U.S. Sen. Lisa Murkowski said Tuesday she was “very concerned” about the state’s prospects of getting a natural gas pipeline built from the North Slope.

“I’m worried,” she said during an interview with the News-Miner. “As an Alaskan, I’m worried.”

Murkowski said she believed the state had a “window of opportunity” to sell North Slope gas into a Lower 48 market before that market was filled by nuclear power, gas shipped from abroad or coal.

“I am afraid that that market, for us, is slipping,” she said.

Murkowski said one had to respect the process Gov. Sarah Palin created with the Alaska Gasline Inducement Act, but she expressed concern that the state’s three major oil and gas leaseholders were not on board with the approach.

“The fact that you don’t have the producers — who appear to be willing participants — in the AGIA process is what I think we all find of great concern,” she said. “You can build a pipeline, but it doesn’t get your gas to market if you don’t have the gas to go in it.”

The three producers all said during legislative testimony on AGIA that they could not comply with the requirements spelled out in the bill, which sets up a competitive bidding process for a state license to build the pipeline.

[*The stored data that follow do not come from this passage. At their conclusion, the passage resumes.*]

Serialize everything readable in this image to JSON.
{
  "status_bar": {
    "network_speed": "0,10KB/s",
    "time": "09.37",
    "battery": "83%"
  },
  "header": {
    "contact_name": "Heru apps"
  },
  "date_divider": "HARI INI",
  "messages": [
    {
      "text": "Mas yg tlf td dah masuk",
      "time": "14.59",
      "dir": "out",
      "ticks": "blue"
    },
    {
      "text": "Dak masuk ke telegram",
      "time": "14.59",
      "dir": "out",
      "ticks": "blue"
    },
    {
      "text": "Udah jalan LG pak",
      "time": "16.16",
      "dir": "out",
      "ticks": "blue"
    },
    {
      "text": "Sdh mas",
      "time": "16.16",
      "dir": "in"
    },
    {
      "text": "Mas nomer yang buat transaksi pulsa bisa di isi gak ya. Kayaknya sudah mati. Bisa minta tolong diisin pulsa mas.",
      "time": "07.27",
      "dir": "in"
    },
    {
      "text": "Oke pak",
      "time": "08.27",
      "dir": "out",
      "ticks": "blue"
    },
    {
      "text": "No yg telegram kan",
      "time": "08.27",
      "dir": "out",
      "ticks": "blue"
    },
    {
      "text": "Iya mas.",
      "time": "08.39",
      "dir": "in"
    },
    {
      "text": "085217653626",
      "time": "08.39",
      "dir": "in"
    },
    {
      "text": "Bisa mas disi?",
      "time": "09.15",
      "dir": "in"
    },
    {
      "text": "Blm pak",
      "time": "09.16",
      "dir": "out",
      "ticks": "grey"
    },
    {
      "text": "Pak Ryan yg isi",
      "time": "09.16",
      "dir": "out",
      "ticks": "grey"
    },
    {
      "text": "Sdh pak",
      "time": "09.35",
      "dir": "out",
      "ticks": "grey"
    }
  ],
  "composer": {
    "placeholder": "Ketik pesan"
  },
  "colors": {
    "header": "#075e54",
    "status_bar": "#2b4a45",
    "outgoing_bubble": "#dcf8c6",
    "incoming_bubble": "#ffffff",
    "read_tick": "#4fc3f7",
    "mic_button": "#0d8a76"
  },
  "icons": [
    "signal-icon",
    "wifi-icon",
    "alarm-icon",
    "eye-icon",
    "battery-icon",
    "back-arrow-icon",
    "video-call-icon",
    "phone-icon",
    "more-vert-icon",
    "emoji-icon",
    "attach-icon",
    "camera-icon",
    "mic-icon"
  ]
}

Murkowski said she has encouraged the administration and producers to “sit down, talk, make it work.”

“I believe that the way that we get the gas line is when you have all of the participants working together to make it happen,” she said, “and ‘all of the participants’ includes the producers.”

Joe Balash, a special assistant to the governor, defended the state’s approach. He said the administration recognized the timeliness of getting a gas line and was trying to move quickly with AGIA, but didn’t agree with the assertion that the market was closing for Alaska gas.

“We are very much aware of the fact that the sooner, the better,” he said. “We’re just not willing to surrender the state’s sovereignty.”

Balash said the administration solicited input from the producers during the drafting of AGIA and made changes to the bill based on their comments.

He said there was nothing in the new law that stopped the producers from applying for the license or forced them to move ahead with an uneconomic project if they were chosen to build the line.

Applications under AGIA are due Nov. 30.